My copy of the Rustboy book arrived the other day. It is an incredible achievement, one of the best “making of” books I’ve seen. Like the upcoming film, it was put together by one guy, a Mac with off-the-shelf software, and some good design sense.

Much of the book contents can also be found on the main Rustboy web site, but there is new stuff in the book too, plus some great insight. And hey, it even comes with 3d glasses.

I only hope that he can finish the film itself relatively soon. Yesterday I caught myself saying that he would never finish it at this rate, or that it would take 5 years, but the truth is that I can see it being completed in another year or two. My only concern is that the story might not be strong enough to engage an audience for 25 minutes, but his work is beautiful so it hardly matters. And he has been such a perfectionist up to this point, it’s better to give him the benefit of the doubt.

Fragments

Enrico's cat

I just received my copy of Fragments in the mail. It’s a great collection of sketches and paintings by Pixar story artists Ronnie Del Carmen and Enrico Casarosa. (Pixar, for those not paying attention, is the new Disney — where artists control the process, and good storytelling still means something.)

There’s a shift occurring in the animation and comic world, a change that favors independent artists. Fragments is self-published. So are Michel Gagne’s popular books. The RustBoy book should be out by the end of the month, and all indications point to great sales that will help fund the film. Countless comic artists are publishing sketchbooks, or moving their comics online. The other piece of the puzzle is the technology: producing an independent short film at home has never been more possible, if you’re willing to put in the work to see it through to completion.

Why does this matter? It enables artists to create what they want, if the audience is there. And it provides a personal touch that big companies can’t match, such as this little cat sketch from the Fragments mailing package.

What would Dumbledore do?

I finished the fifth Harry Potter book last weekend. It was easily the best so far, and as usual a lot of fun to read.

Snitch tattoo Here are two pictures from the bookstore party last month. I picked up my copy at midnight with hundreds of other fans. I half expected a lot of crazies to show up, but it was all normal folks. Just people of all ages exciting about reading. A few dressed up. One woman let me take a picture of her Golden Snitch tattoo.

I guess I should go back to reading adult books now. Yawn.

Bookstore party

Reading list

I’ve added a list of books I am reading or have recently read to the right column of this web site. Just a friendly reminder to stick your head over the walls of RSS-land every once in a while.

I love Amazon Light already.

I love Amazon Light already. Great for when you want to lookup something quickly. I wonder how long it will be before native apps start providing features that use Amazon’s API (or Google’s, for that matter). I’d love a simple OS X app to catalog all my books, for starters. Leveraging the Amazon database would provide instant categorization, etc.

Yesterday I finished reading Steven

Yesterday I finished reading Steven Johnson’s Emergence: The Connected Lives of Ants, Brains, Cities, and Software. It was one of those rare books that leaves you with a dozen different things to think about.

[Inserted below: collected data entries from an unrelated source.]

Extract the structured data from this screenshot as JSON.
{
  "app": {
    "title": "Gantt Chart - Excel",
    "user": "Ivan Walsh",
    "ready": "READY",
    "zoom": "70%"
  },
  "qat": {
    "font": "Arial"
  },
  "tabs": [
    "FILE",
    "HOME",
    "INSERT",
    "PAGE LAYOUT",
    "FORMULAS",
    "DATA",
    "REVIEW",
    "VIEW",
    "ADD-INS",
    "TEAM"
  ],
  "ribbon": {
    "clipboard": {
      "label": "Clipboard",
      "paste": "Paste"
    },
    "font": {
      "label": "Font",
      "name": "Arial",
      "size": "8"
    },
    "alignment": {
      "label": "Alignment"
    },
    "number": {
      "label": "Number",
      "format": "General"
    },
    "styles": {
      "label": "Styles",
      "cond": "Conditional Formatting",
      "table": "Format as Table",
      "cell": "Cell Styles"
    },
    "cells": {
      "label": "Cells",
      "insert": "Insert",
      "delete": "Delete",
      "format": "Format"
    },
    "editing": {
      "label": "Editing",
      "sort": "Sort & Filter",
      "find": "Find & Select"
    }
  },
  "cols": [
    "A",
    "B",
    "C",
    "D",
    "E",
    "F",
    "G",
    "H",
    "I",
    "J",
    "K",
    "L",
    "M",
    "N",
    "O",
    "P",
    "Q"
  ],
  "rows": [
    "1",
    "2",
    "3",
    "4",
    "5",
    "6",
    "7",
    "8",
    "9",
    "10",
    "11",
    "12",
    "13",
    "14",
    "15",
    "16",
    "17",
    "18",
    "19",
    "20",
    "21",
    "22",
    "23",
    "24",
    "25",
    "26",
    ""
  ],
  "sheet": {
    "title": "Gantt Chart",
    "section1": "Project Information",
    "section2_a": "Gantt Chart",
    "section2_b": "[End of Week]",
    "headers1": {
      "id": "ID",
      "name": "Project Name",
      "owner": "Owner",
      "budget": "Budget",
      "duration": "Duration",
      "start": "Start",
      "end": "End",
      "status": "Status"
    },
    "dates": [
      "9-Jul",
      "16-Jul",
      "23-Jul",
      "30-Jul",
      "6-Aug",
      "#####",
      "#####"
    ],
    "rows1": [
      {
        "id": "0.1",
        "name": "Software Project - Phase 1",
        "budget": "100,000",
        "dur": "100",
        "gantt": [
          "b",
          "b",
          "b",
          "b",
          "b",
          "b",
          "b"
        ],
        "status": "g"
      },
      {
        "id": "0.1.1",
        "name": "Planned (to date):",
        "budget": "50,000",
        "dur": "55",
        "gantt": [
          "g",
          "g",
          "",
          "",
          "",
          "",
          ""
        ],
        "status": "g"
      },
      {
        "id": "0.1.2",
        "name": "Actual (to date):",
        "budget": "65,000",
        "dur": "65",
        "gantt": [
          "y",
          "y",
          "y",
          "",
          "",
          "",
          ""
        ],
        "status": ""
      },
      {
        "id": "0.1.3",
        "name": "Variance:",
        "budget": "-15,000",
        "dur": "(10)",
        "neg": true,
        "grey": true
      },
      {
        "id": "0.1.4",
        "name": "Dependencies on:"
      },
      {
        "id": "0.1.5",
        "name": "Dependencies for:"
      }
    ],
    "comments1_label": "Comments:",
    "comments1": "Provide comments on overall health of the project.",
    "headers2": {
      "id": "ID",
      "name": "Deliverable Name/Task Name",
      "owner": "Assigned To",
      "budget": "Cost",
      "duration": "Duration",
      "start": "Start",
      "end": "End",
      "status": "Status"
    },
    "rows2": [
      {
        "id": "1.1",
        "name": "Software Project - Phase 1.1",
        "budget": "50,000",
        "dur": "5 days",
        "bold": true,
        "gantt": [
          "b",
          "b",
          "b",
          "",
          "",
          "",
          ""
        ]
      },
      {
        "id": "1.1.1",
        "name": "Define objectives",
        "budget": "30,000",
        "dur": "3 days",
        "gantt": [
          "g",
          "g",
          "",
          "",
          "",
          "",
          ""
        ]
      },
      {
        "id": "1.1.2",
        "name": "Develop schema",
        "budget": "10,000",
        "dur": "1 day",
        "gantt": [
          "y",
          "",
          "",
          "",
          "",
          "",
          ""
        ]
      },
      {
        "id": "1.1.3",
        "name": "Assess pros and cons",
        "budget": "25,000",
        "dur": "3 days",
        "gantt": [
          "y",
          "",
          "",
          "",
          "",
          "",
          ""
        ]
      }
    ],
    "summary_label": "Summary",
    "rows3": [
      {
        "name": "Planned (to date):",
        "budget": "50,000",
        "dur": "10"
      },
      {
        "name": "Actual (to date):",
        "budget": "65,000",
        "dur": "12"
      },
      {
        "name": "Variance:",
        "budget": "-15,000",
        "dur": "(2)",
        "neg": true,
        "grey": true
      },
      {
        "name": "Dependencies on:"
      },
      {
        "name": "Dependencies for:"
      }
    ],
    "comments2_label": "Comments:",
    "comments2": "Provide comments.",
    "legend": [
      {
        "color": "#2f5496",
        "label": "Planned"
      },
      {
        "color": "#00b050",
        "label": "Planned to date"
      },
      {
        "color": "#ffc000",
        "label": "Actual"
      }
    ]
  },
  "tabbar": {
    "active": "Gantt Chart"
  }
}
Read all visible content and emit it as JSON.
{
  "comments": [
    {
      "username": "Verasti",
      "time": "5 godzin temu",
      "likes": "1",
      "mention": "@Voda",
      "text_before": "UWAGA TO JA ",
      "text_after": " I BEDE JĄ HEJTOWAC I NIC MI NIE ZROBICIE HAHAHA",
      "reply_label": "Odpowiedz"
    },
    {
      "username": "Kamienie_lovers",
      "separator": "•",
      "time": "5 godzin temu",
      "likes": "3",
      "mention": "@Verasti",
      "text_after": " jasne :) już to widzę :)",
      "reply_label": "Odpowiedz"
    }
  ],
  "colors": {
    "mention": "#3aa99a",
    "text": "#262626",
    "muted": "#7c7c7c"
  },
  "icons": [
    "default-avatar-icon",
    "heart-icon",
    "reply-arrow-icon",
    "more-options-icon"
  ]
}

It’s a fascinating book, and the topics are woven together beautifully. I get the feeling that Johnson did thorough research, planned out the entire structure of the book, but then wrote many sections straight through without stopping to edit — it flows with a rhythm and pace that makes for an easy read.

A related ant story in the news two weeks ago: “A supercolony of ants has been discovered stretching thousands of miles from the Italian Riviera along the coastline to northwest Spain.”